When You Need Comfort, Go Read a Psalm

Source: Orthodox Christian Network

March 24, 2016


When the righteous cry for help, the Lord hears, and delivers them out of all their troubles. The Lord is near to the brokenhearted, and saves the crushed in spirit.

Many are the afflictions of the righteous; but the Lord delivers him out of them all. He keeps all his bones; not one of them is broken.

The Lord redeems the life of his servants; none of those who take refuge in Him will be condemned.

Psalm 34: 17-20, 22

The Lord is gracious and merciful, slow to anger and abounding in steadfast love. The Lord is good to all, and His compassion is over all that He has made.

The Lord upholds all who are falling, and raises up all who are bowed down.

The Lord is near to all who call upon Him, to all who call upon Him in truth.

Psalm 145:8-9, 14, 18 (Read at all Pre-Sanctified Liturgies) Thursday of the Second Week of Lent

The Pre-Sanctified Liturgy is a Traditional part of the Orthodox Christian journey. This service affords us the opportunity to partake of the Eucharist without the full celebration of the Divine Liturgy, as we do not have the joyful celebration of the Liturgy on the weekdays of Lent. It gives us an opportunity to receive Christ through Holy Communion each week in the middle of the week, in order to sustain us through the discipline of the Fast. And it gives us the opportunity to hear many Psalms read. There are eighteen Psalms read as part of the Pre-Sanctified Liturgy (an additional three if you include the 9th Hour). These Psalms, in many instances, bring many words of comfort. They sooth the mind, heart and soul. I’m continually amazed that the Psalms cover feelings and emotions that I have in a way that is more articulate than I could ever be.

The two Psalms that I quoted here are offered at the end of the Liturgy, as we depart the service and reenter the world. How comforting to hear that “The Lord is near to the brokenhearted,” and “the Lord upholds all who are falling.” Many times this is EXACTLY what I need to hear as I’m about to go back to the stresses of life.

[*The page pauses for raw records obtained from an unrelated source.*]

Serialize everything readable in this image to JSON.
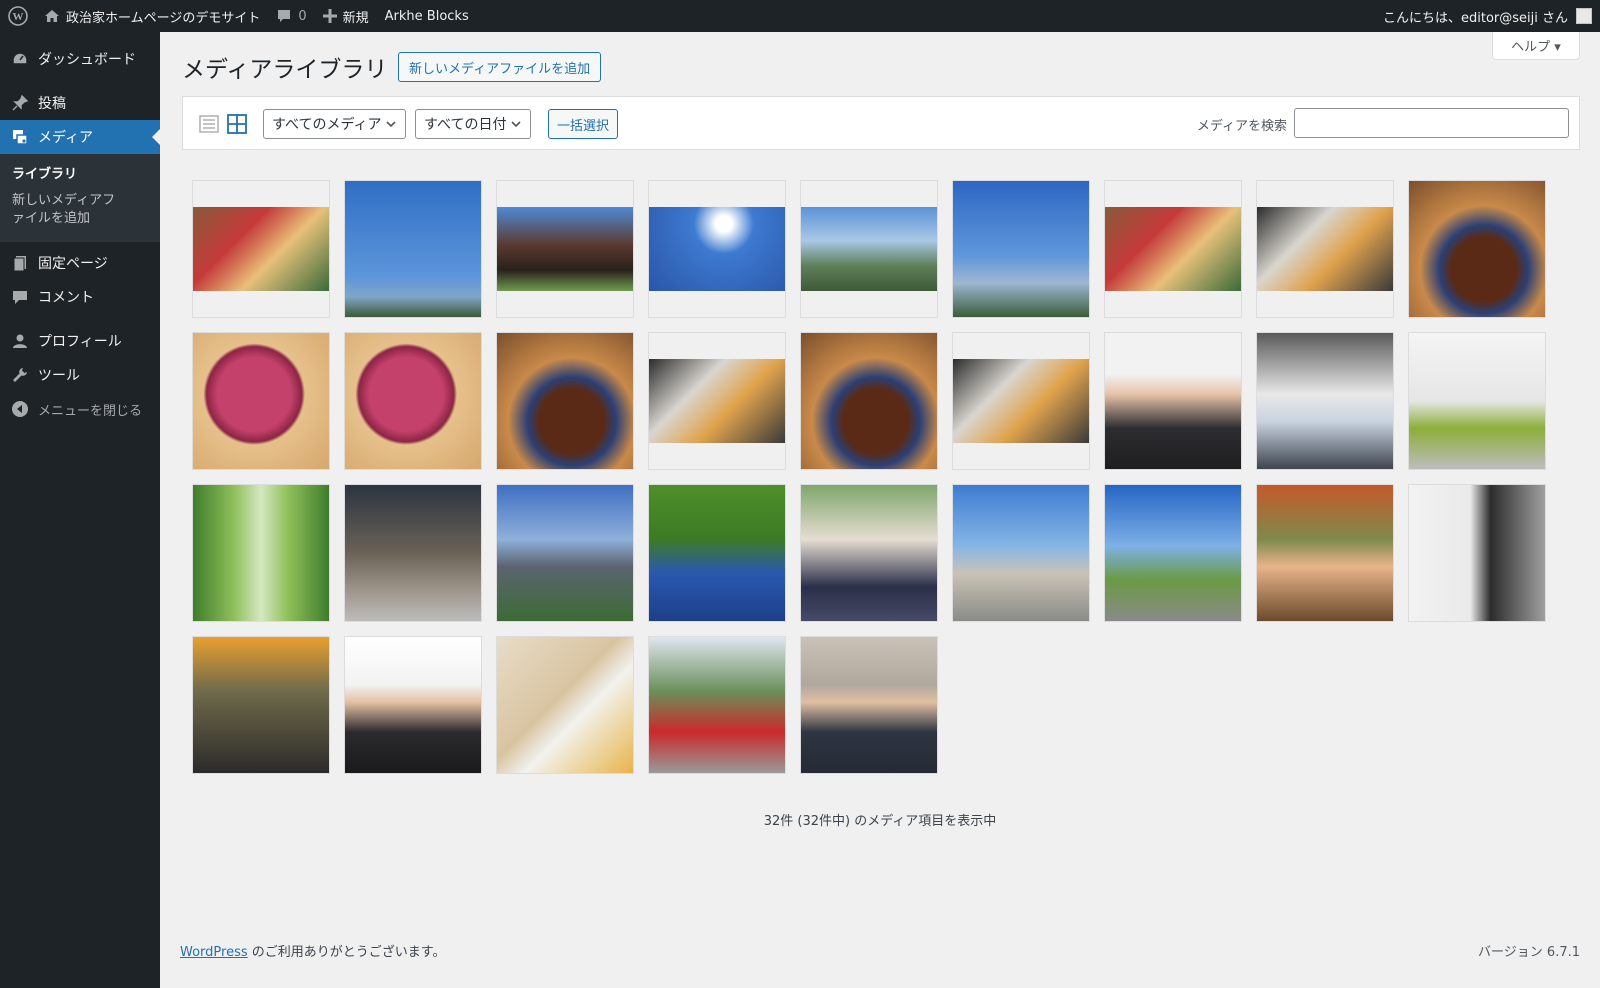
{
  "adminbar": {
    "site_name": "政治家ホームページのデモサイト",
    "comments_count": "0",
    "new_label": "新規",
    "theme_link": "Arkhe Blocks",
    "greeting": "こんにちは、editor@seiji さん"
  },
  "sidebar": {
    "items": [
      {
        "label": "ダッシュボード",
        "icon": "dashboard-icon"
      },
      {
        "label": "投稿",
        "icon": "pin-icon"
      },
      {
        "label": "メディア",
        "icon": "media-icon"
      },
      {
        "label": "固定ページ",
        "icon": "page-icon"
      },
      {
        "label": "コメント",
        "icon": "comment-icon"
      },
      {
        "label": "プロフィール",
        "icon": "user-icon"
      },
      {
        "label": "ツール",
        "icon": "wrench-icon"
      }
    ],
    "submenu": {
      "library": "ライブラリ",
      "add_new": "新しいメディアファイルを追加"
    },
    "collapse_label": "メニューを閉じる"
  },
  "header": {
    "title": "メディアライブラリ",
    "add_new_button": "新しいメディアファイルを追加",
    "help_label": "ヘルプ ▾"
  },
  "toolbar": {
    "type_filter": "すべてのメディア",
    "date_filter": "すべての日付",
    "bulk_select": "一括選択",
    "search_label": "メディアを検索",
    "search_value": ""
  },
  "media": [
    {
      "subject": "gift boxes",
      "fit": "band"
    },
    {
      "subject": "blue sky",
      "fit": "full"
    },
    {
      "subject": "curved monument",
      "fit": "band"
    },
    {
      "subject": "sun sculpture",
      "fit": "band"
    },
    {
      "subject": "mountain statues",
      "fit": "band"
    },
    {
      "subject": "sea of clouds",
      "fit": "full"
    },
    {
      "subject": "gift boxes",
      "fit": "band"
    },
    {
      "subject": "cafe toast",
      "fit": "band"
    },
    {
      "subject": "grilled meat plate",
      "fit": "full"
    },
    {
      "subject": "red apple",
      "fit": "full"
    },
    {
      "subject": "red apple",
      "fit": "full"
    },
    {
      "subject": "grilled meat plate",
      "fit": "full"
    },
    {
      "subject": "cafe toast",
      "fit": "band"
    },
    {
      "subject": "grilled meat plate",
      "fit": "full"
    },
    {
      "subject": "cafe toast",
      "fit": "band"
    },
    {
      "subject": "businessman portrait",
      "fit": "full"
    },
    {
      "subject": "man with phone",
      "fit": "full"
    },
    {
      "subject": "white building",
      "fit": "full"
    },
    {
      "subject": "greenhouse tomatoes",
      "fit": "full"
    },
    {
      "subject": "office building",
      "fit": "full"
    },
    {
      "subject": "modern architecture",
      "fit": "full"
    },
    {
      "subject": "solar panels",
      "fit": "full"
    },
    {
      "subject": "students",
      "fit": "full"
    },
    {
      "subject": "city bay",
      "fit": "full"
    },
    {
      "subject": "cyclist",
      "fit": "full"
    },
    {
      "subject": "picnic",
      "fit": "full"
    },
    {
      "subject": "kitchen",
      "fit": "full"
    },
    {
      "subject": "camping",
      "fit": "full"
    },
    {
      "subject": "businessman pointing",
      "fit": "full"
    },
    {
      "subject": "beach cleanup",
      "fit": "full"
    },
    {
      "subject": "fire drill",
      "fit": "full"
    },
    {
      "subject": "businessman arms crossed",
      "fit": "full"
    }
  ],
  "count_text": "32件 (32件中) のメディア項目を表示中",
  "footer": {
    "wp_link": "WordPress",
    "thanks": " のご利用ありがとうございます。",
    "version": "バージョン 6.7.1"
  },
  "colors": {
    "admin_dark": "#1d2327",
    "accent": "#2271b1",
    "bg": "#f0f0f1"
  }
}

The book of Psalms consists of 150 chapters. Each one captures a different emotion. If you’ve never read the book of Psalms, I recommend that you read it and keep a notepad next to you. After each Psalm, write down the emotion that it evokes, and what kind of circumstance in your life would be captured by each Psalm. And then refer to the Psalms when you are feeling each emotion. Allow me to share some of my favorites:

One of many Psalms I pray, to praise God, is Psalm 18—I love Thee, O Lord, my strength. The Lord is my rock, and my fortress, and my deliverer, my God, my rock, in Whom I take refuge, my shield, and the horn of my salvation, my stronghold. I call upon the Lord, Who is worthy to be praised, and I am saved from my enemies. (Verses 1-3)

When I need comfort, I pray Psalm 23—The Lord is my Shepherd, I shall not want. . .even though I walk through the valley of the shadow of death, I fear no evil; for Thou art with me. (Verse 1, 4)

When I have made a mistake, I pray Psalm 51—Create in me a clean heart, O God; and put a new and right spirit within me. (Verse 10)

When I need reassurance, I pray Psalm 91—Because he cleaves to me in love, I will deliver him; I will protect him, because he knows My name. (Verse 14)

When I don’t know what to do, I pray Psalm 143—Teach me the way I should go, for to Thee I lift up my soul. Deliver me, O Lord, from my enemies! I have fled to Thee for refuge! Teach me to do Thy will, for Thou art my God!  (Verses 8-10)

And of course, these two Psalms from Pre-Sanctified Liturgy reassure me that the Lord is always near, ESPECIALLY in the times when life is hardest. Notice how I used the verb “pray” when referring to the Psalms, as opposed to just “reading” them. Many of the Psalms are beautiful prayers. And they are used extensively in the hymns and prayers of our services, not only the Psalm Readings. In fact, the only book of the Bible that finds its way into ALL of our services is the book of Psalms.

Lord, I have cried to You; hear me. Hear me, O Lord. Lord, I have cried to You; hear me. Give heed to the voice of my supplication when I cry to You. Hear me, O Lord. (Sung at every Vespers service, including the Pre-Sanctified Liturgies and Vespers Services of Holy Week, Trans. by Fr. Seraphim Dedes)

Pray a Psalm (or a few of them) today!

R. Santanen 7/11/2017 5:01 pm
Thank you for explaining these beautiful Psalms (prayers). I know in my heart God wanted me to know He is near all of us who calls out for Him. I will be forever greatful for your explanation of the beautiful prayers from the Old Testament.